Entonces se me despierta la malicia indígena que algunos llevamos agazapada en el alma.  Me resulta fácil suponer que los ‘honorables’ son asiduos consumidores de alcohol. Claro, los pobres, con tantas ocupaciones y tan abundantes preocupaciones de alto turmequé, recurren a una, dos, tres, o diez copitas para relajarse, para distenderse, para desinhibirse. Pero acaban adormilados frente a una situación que exige total atención de parte de todos los estamentos de la sociedad. Especialmente de ellos,  que deben asumir una postura digna de sus investiduras.

Provoca dolor de Patria que quienes fueron  elegidos por el poder soberano del pueblo, -se supone- se opongan a medidas tan sanas y ejemplarizantes.  Nada más adecuado que endurecer las laxas sanciones que contempla nuestra legislación contra los que osan conducir bajo los efectos del licor.

Con seguridad ninguno de los ‘padres de la Patria’ que decidieron archivar la iniciativa del gobierno, ha sufrido en carne propia la pérdida de un familiar en un accidente de tránsito relacionado con el alcohol.

De ser así, tendrían muy vivo en su almas -¿tienen alma?- el eco de las voces de las víctimas que en los mejores casos  lograron sobrevivir, aunque en condiciones deplorables, reducidos de pronto a una silla de ruedas.  Escucharían, como una tortuosa grabación, el llanto de los padres o de los hijos que quedan huérfanos, de los hermanos, los familiares o los amigos de aquellos cuyas vidas fueron truncadas por la irresponsabilidad de quien lleno de valentía se sintió capaz de llevar el volante tras haber consumido licor.

Si hubieran perdido, por lo menos un familiar en esas circunstancias, tendrían bien presentes sus sueños truncados, sus risas silenciadas, su proyecto de vida cercenado, sus ganas de vivir ahogadas.  Tendrían bien claro que un acto de tal irresponsabilidad merece la imposición de penas. Y no de cualquier pena.

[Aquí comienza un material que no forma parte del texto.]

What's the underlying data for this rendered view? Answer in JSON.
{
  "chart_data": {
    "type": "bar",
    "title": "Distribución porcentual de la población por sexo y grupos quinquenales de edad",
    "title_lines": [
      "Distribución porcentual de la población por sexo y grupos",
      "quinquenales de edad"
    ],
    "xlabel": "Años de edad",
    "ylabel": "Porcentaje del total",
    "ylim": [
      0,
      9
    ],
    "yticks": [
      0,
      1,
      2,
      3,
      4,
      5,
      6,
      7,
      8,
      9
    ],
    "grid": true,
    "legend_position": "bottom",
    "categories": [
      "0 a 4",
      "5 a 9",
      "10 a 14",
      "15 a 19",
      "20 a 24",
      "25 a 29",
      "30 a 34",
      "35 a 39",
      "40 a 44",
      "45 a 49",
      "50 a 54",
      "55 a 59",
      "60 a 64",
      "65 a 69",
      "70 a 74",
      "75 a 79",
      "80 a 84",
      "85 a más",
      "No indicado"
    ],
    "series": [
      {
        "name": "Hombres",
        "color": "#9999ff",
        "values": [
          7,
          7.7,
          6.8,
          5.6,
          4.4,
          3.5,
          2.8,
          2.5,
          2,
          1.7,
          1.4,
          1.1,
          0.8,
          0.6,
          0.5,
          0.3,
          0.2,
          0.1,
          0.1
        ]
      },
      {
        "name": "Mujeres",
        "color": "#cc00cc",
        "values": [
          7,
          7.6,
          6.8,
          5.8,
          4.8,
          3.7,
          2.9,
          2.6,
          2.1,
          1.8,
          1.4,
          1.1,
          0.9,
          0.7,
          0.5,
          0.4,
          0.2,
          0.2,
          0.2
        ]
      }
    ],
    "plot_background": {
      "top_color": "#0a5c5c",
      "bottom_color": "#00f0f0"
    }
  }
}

Y me pregunto entonces si el tema no resulta importante para la sociedad colombiana. Las voces que se escuchan provienen de las familias de las víctimas de accidentes de tránsito –muertos o heridos–,  de los periodistas que responsablemente denuncian, de los ciudadanos que aún tienen conciencia y elevan su voz de protesta.

Mi voz de protesta va dirigida no solo contra quienes se resisten a entregar las llaves del auto tras el consumo de licor. Contra los que se creen invulnerables y se resisten a designar un conductor elegido o sencillamente,  a tomar un taxi.  También contra quienes abusando de los privilegios que les da su posición política, gremial, económica o social, ejercen influencia para que los irresponsables que manejan alicorados queden sin castigo. Y lógico, también contra  los policías encargados de hacer las alcoholemias, quienes en algunas ocasiones se dejan intimidar y en otras  sobornar, y como por arte de magia cambian los resultados de las pruebas dejando libre  de culpa, a quien le ocasionó lesiones a otra persona.

Ojalá esta vez si caminen la iniciativa de Gloria Stella Díaz, desempolvada en la Cámara y la nueva radicación del proyecto de ley del congresista Roy Barreras, hundido hace dos semanas. Ojalá los honorables congresistas se pongan la camiseta de la justicia. Ojalá.  Para que se acaben penas tan suaves como dar la casa por cárcel a quienes insisten en beber licor y manejar.